そんな、周りが忙しく働いているにも関わらず、椅子に座ってその様子を眺めているだけのまりんに、少しイライラする。
気にしないことだ、と集中して作業に取り掛かると、頭上で声がした。
「下手な字」
顔を上げると、まりんの視線とぶつかった。ひょっとして自分に向けて言っているのだろうか、と思うが、まともに相手をするつもりはないので作業を続ける。
「字が下手な人って、人格も曲がってそうよね」
今度は悠の近くの席まできてそう言った。
やはり自分に向けて言っているらしい。
しかし、何故こんなに敵意むきだしで絡んでくるのか、さっぱり分からなかった。
「キヨならしばらく戻ってこないよ。ダンボール調達に行ったから」
黙々と作業を続ける悠の態度に、まりんはさらに態度を悪化させる。
机の上にあった作業道具を払って落とし、机を片手でバンッと叩く。
その音にクラスメイトも何事か、と視線を向けてくる。
「私、アンタのこと嫌いだから」
そんな捨て台詞を吐いて、まりんは教室から出て行った。
(何なんだ……)
こういう風にひとりで勝手に怒ってぶつかってくるのも、女が苦手な理由の一つだ。
以前、友達の口を借りて告白してきた子がいたが、それならどうして本人が言いにこないのだ、とあしらったら、その子を中心とした取り巻きから非難を浴びた。

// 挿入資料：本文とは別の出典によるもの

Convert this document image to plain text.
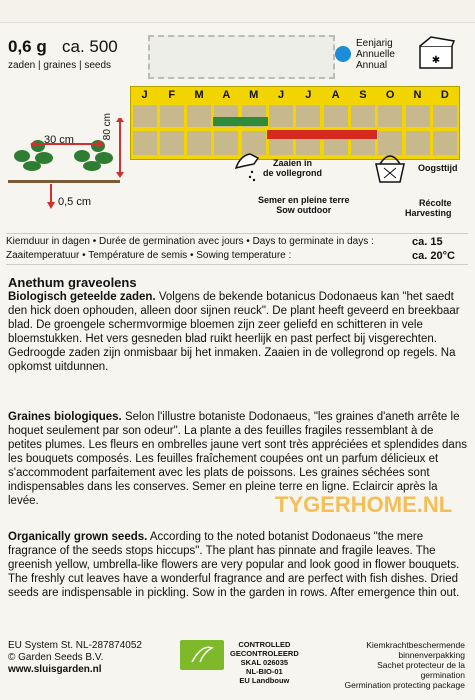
0,6 g ca. 500
zaden | graines | seeds
Eenjarig
Annuelle
Annual	✱
J	F	M	A	M	J	J	A	S	O	N	D
80 cm
30 cm
0,5 cm
Zaaien in
de vollegrond
Semer en pleine terre
Sow outdoor
Oogsttijd
Récolte
Harvesting
Kiemduur in dagen • Durée de germination avec jours • Days to germinate in days :	ca. 15
Zaaitemperatuur • Température de semis • Sowing temperature :	ca. 20°C
Anethum graveolens
Biologisch geteelde zaden. Volgens de bekende botanicus Dodonaeus kan "het saedt den hick doen ophouden, alleen door sijnen reuck". De plant heeft geveerd en breekbaar blad. De groengele schermvormige bloemen zijn zeer geliefd en schitteren in vele bloemstukken. Het vers gesneden blad ruikt heerlijk en past perfect bij visgerechten. Gedroogde zaden zijn onmisbaar bij het inmaken. Zaaien in de vollegrond op regels. Na opkomst uitdunnen.
Graines biologiques. Selon l'illustre botaniste Dodonaeus, "les graines d'aneth arrête le hoquet seulement par son odeur". La plante a des feuilles fragiles ressemblant à de petites plumes. Les fleurs en ombrelles jaune vert sont très appréciées et splendides dans les bouquets composés. Les feuilles fraîchement coupées ont un parfum délicieux et s'accommodent parfaitement avec les plats de poissons. Les graines séchées sont indispensables dans les conserves. Semer en pleine terre en ligne. Eclaircir après la levée.	TYGERHOME.NL
Organically grown seeds. According to the noted botanist Dodonaeus "the mere fragrance of the seeds stops hiccups". The plant has pinnate and fragile leaves. The greenish yellow, umbrella-like flowers are very popular and look good in flower bouquets. The freshly cut leaves have a wonderful fragrance and are perfect with fish dishes. Dried seeds are indispensable in pickling. Sow in the garden in rows. After emergence thin out.
EU System St. NL-287874052
© Garden Seeds B.V.
www.sluisgarden.nl
CONTROLLED
GECONTROLEERD
SKAL 026035
NL-BIO-01
EU Landbouw
Kiemkrachtbeschermende
binnenverpakking
Sachet protecteur de la germination
Germination protecting package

もっともなことを言ったはずなのに、群れで絡んでくる奴らはしつこかった。
席を立って、ぶちまけられた道具を拾っていると、清盛が帰ってくる。
「進んでるか? あれ、悠どうした? えらく不機嫌な顔して」
「えぇっ? 春名、不機嫌なのか? いつもと変わんねぇじゃん」
手伝いで付いていった藤本も帰ってきた。
「………………手が滑ったんだ」
大きなため息と一緒に、イライラも吐き出してしまいたかった。